Published online by Cambridge University Press: 12 January 2010
Indications for surgical repair of hiatal hernia include failure of strict medical management (intractability); reflux esophagitis with ulcerations, stricture, or bleeding; recurrent aspiration pneumonia; large sliding hernias; and all paraesophageal hernias. The purpose of surgery is twofold: to reposition the stomach below the diaphragm and to reestablish gastroesophageal competence. Three approaches (transabdominal, transthoracic, and laparoscopic) and three primary techniques (Belsey, Hill, and Nissen) are used, depending on the preference of the surgeon. If the procedure is performed well, the magnitude of surgical stress is low. General endotracheal anesthesia is typically used and the operative time is 2 to 3 hours. Intraoperative blood transfusions are rarely required.
Usual postoperative course
Expected postoperative hospital stay
Ranges from 7 to 10 days for open procedures and 2 to 5 days for the minimally invasive approach.
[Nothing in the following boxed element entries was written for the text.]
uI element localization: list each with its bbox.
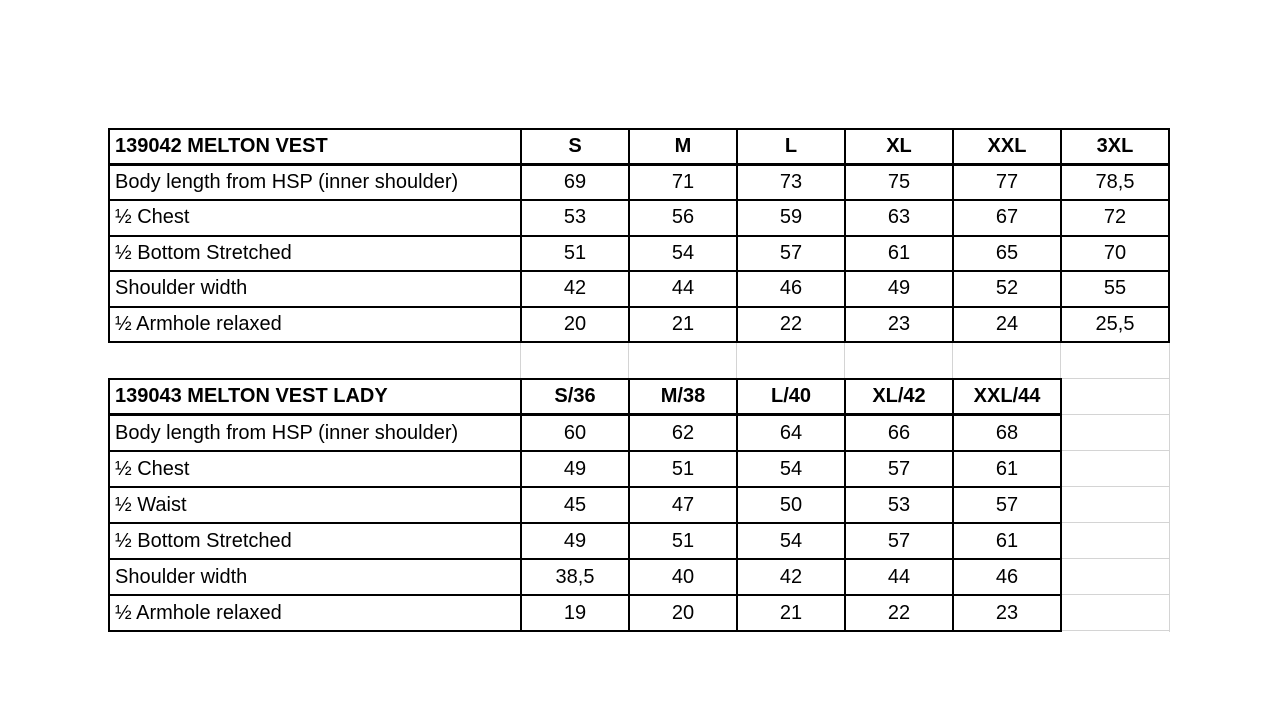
- size-value: 75: [846, 166, 952, 200]
- size-value: 40: [630, 560, 736, 594]
- gridline-horizontal: [1062, 558, 1169, 559]
- gridline-vertical: [844, 343, 845, 378]
- size-header: S/36: [522, 380, 628, 414]
- measurement-label: ½ Waist: [110, 488, 520, 522]
- size-value: 62: [630, 416, 736, 450]
- size-value: 42: [738, 560, 844, 594]
- size-value: 49: [522, 524, 628, 558]
- size-value: 25,5: [1062, 308, 1168, 342]
- measurement-label: Body length from HSP (inner shoulder): [110, 166, 520, 200]
- size-value: 23: [954, 596, 1060, 630]
- gridline-horizontal: [1062, 378, 1169, 379]
- size-value: 51: [630, 524, 736, 558]
- size-value: 51: [630, 452, 736, 486]
- gridline-horizontal: [1062, 522, 1169, 523]
- size-value: 20: [630, 596, 736, 630]
- size-value: 44: [846, 560, 952, 594]
- size-value: 57: [846, 452, 952, 486]
- size-value: 55: [1062, 272, 1168, 306]
- size-value: 60: [522, 416, 628, 450]
- size-value: 70: [1062, 237, 1168, 271]
- size-value: 57: [846, 524, 952, 558]
- size-value: 77: [954, 166, 1060, 200]
- size-value: 54: [738, 452, 844, 486]
- table-title: 139042 MELTON VEST: [110, 130, 520, 164]
- size-value: 49: [846, 272, 952, 306]
- size-value: 66: [846, 416, 952, 450]
- gridline-vertical: [952, 343, 953, 378]
- gridline-vertical: [736, 343, 737, 378]
- size-header: XXL: [954, 130, 1060, 164]
- size-value: 52: [954, 272, 1060, 306]
- size-value: 59: [738, 201, 844, 235]
- size-value: 22: [846, 596, 952, 630]
- gridline-vertical: [628, 343, 629, 378]
- size-value: 61: [846, 237, 952, 271]
- size-value: 56: [630, 201, 736, 235]
- size-value: 20: [522, 308, 628, 342]
- size-value: 67: [954, 201, 1060, 235]
- gridline-horizontal: [1062, 630, 1169, 631]
- measurement-label: ½ Bottom Stretched: [110, 524, 520, 558]
- size-value: 47: [630, 488, 736, 522]
- size-header: L/40: [738, 380, 844, 414]
- size-value: 53: [846, 488, 952, 522]
- size-header: XL: [846, 130, 952, 164]
- size-value: 51: [522, 237, 628, 271]
- size-header: XL/42: [846, 380, 952, 414]
- size-value: 19: [522, 596, 628, 630]
- size-value: 50: [738, 488, 844, 522]
- size-header: M: [630, 130, 736, 164]
- size-value: 54: [738, 524, 844, 558]
- size-header: XXL/44: [954, 380, 1060, 414]
- measurement-label: ½ Bottom Stretched: [110, 237, 520, 271]
- table-title: 139043 MELTON VEST LADY: [110, 380, 520, 414]
- size-value: 53: [522, 201, 628, 235]
- measurement-label: Body length from HSP (inner shoulder): [110, 416, 520, 450]
- size-header: L: [738, 130, 844, 164]
- size-value: 72: [1062, 201, 1168, 235]
- size-value: 38,5: [522, 560, 628, 594]
- gridline-horizontal: [1062, 414, 1169, 415]
- gridline-vertical: [1169, 343, 1170, 632]
- size-value: 78,5: [1062, 166, 1168, 200]
- size-value: 22: [738, 308, 844, 342]
- measurement-label: ½ Chest: [110, 201, 520, 235]
- size-value: 46: [954, 560, 1060, 594]
- size-value: 61: [954, 524, 1060, 558]
- measurement-label: ½ Armhole relaxed: [110, 308, 520, 342]
- size-value: 63: [846, 201, 952, 235]
- size-table-melton-vest-lady: [108, 378, 1062, 632]
- size-value: 54: [630, 237, 736, 271]
- size-value: 23: [846, 308, 952, 342]
- size-header: M/38: [630, 380, 736, 414]
- size-value: 21: [630, 308, 736, 342]
- size-value: 57: [954, 488, 1060, 522]
- size-value: 73: [738, 166, 844, 200]
- size-value: 57: [738, 237, 844, 271]
- size-value: 69: [522, 166, 628, 200]
- gridline-horizontal: [1062, 450, 1169, 451]
- size-value: 42: [522, 272, 628, 306]
- size-value: 44: [630, 272, 736, 306]
- size-value: 71: [630, 166, 736, 200]
- measurement-label: Shoulder width: [110, 272, 520, 306]
- size-value: 68: [954, 416, 1060, 450]
- measurement-label: Shoulder width: [110, 560, 520, 594]
- size-header: S: [522, 130, 628, 164]
- size-chart-sheet: [108, 128, 1170, 634]
- size-table-melton-vest: [108, 128, 1170, 343]
- gridline-horizontal: [1062, 594, 1169, 595]
- gridline-horizontal: [1062, 486, 1169, 487]
- size-header: 3XL: [1062, 130, 1168, 164]
- size-value: 64: [738, 416, 844, 450]
- size-value: 61: [954, 452, 1060, 486]
- size-value: 45: [522, 488, 628, 522]
- measurement-label: ½ Armhole relaxed: [110, 596, 520, 630]
- size-value: 46: [738, 272, 844, 306]
- size-value: 21: [738, 596, 844, 630]
- size-value: 49: [522, 452, 628, 486]
- size-value: 24: [954, 308, 1060, 342]
- size-value: 65: [954, 237, 1060, 271]
- gridline-vertical: [1060, 343, 1061, 378]
- gridline-vertical: [520, 343, 521, 378]
- measurement-label: ½ Chest: [110, 452, 520, 486]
Length of stay is also influenced by the age and associated medical condition of the patient.
Operative mortality
Under 1%.
Special monitoring required
Intraoperative assessment of the lower esophageal sphincter zone is performed by pressure manometric studies.
Patient activity and positioning
If a transthoracic approach is used, a chest tube is inserted and removed after 24 hours, after which ambulation is allowed.
Alimentation
A nasogastric tube is usually left in place for the first 24 hours. Patients are then given clear liquids and food intake is advanced to a soft diet, which is maintained until hospital discharge.
Antibiotic coverage
A second generation cephalosporin is given during the 24-hour perioperative period.